Depuis le début de l’année 2025, la zone de santé de Basankusu, située dans la province de l’Équateur en République démocratique du Congo (RDC), est confrontée à une épidémie de maladies fébriles d’origine inconnue. À ce jour, près de 3 000 cas ont été recensés, entraînant 58 décès.
Symptômes et impact sur la population
Les patients présentent des symptômes tels que fièvre élevée, maux de tête, douleurs musculaires généralisées, raideur de la nuque, frissons et fatigue intense. L’évolution rapide de la maladie, avec des décès survenant parfois en moins de 48 heures après l’apparition des premiers signes, suscite une vive inquiétude au sein des communautés locales.
Enquête en cours et premières conclusions
Le 17 mars 2025, une équipe d’investigation de l’African Field Epidemiology Network (AFENET) a mené une enquête approfondie dans l’aire de santé d’Ekoto, plus précisément dans les villages de Lokombo et Ekalankoy. Les investigations ont révélé un délai critique de moins de 48 heures entre l’apparition des symptômes et le décès, accompagné d’une décomposition accélérée des corps. Sur le plan environnemental, la présence de puits d’eau de surface non drainés depuis janvier, situés en aval de vastes plantations de palmiers, a été constatée. De plus, des habitants ont reconnu l’utilisation clandestine d’herbicides et de fertilisants industriels, soulevant des préoccupations quant à une possible contamination environnementale.
Réponses des autorités sanitaires
Face à cette situation alarmante, les autorités sanitaires congolaises, en collaboration avec l’Organisation mondiale de la santé (OMS), ont intensifié la surveillance épidémiologique et lancé des analyses pour identifier l’agent pathogène responsable.
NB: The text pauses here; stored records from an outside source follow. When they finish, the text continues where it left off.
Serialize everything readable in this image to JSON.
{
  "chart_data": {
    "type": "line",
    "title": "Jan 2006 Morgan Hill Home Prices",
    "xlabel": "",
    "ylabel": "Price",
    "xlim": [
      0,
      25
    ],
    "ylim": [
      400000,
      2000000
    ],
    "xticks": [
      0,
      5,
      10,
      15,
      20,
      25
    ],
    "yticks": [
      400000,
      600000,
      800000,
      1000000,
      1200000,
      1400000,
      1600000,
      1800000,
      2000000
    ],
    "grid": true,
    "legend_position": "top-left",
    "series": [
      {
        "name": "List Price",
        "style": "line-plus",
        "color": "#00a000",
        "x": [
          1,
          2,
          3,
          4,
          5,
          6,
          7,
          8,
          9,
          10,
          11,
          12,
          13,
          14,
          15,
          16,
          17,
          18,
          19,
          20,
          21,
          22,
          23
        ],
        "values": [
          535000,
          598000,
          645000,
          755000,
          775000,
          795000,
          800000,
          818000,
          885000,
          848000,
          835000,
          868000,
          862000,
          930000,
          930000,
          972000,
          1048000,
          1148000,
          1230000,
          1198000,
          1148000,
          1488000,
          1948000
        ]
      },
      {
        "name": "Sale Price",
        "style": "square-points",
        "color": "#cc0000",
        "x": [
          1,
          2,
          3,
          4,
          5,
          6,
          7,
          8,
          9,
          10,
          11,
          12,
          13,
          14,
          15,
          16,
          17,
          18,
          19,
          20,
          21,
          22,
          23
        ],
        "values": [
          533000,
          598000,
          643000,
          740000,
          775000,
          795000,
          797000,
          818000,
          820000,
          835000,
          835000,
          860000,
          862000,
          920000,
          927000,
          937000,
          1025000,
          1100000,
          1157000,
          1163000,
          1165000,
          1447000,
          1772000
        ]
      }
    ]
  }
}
Les premiers tests ont écarté la présence des virus Ebola et Marburg. Environ la moitié des échantillons testés se sont révélés positifs au paludisme, mais cette seule cause ne semble pas expliquer la gravité et la rapidité de l’évolution clinique observée.
Recommandations et mesures préventives
Les experts recommandent des analyses toxicologiques urgentes des sources d’eau, le renforcement de la surveillance épidémiologique, ainsi que la mise en place d’un dialogue communautaire structuré pour lever les barrières socioculturelles à l’information. La construction de points d’eau améliorés et l’instauration d’un soutien psychologique et humanitaire pour les habitants de la zone affectée sont également préconisées.
Cette épidémie met en lumière les défis sanitaires auxquels la RDC est confrontée, en particulier dans les zones reculées où l’accès aux soins de santé est limité. Une mobilisation rapide et coordonnée des autorités sanitaires, des partenaires internationaux et des communautés locales est essentielle pour contenir cette crise et prévenir de futures flambées épidémiques.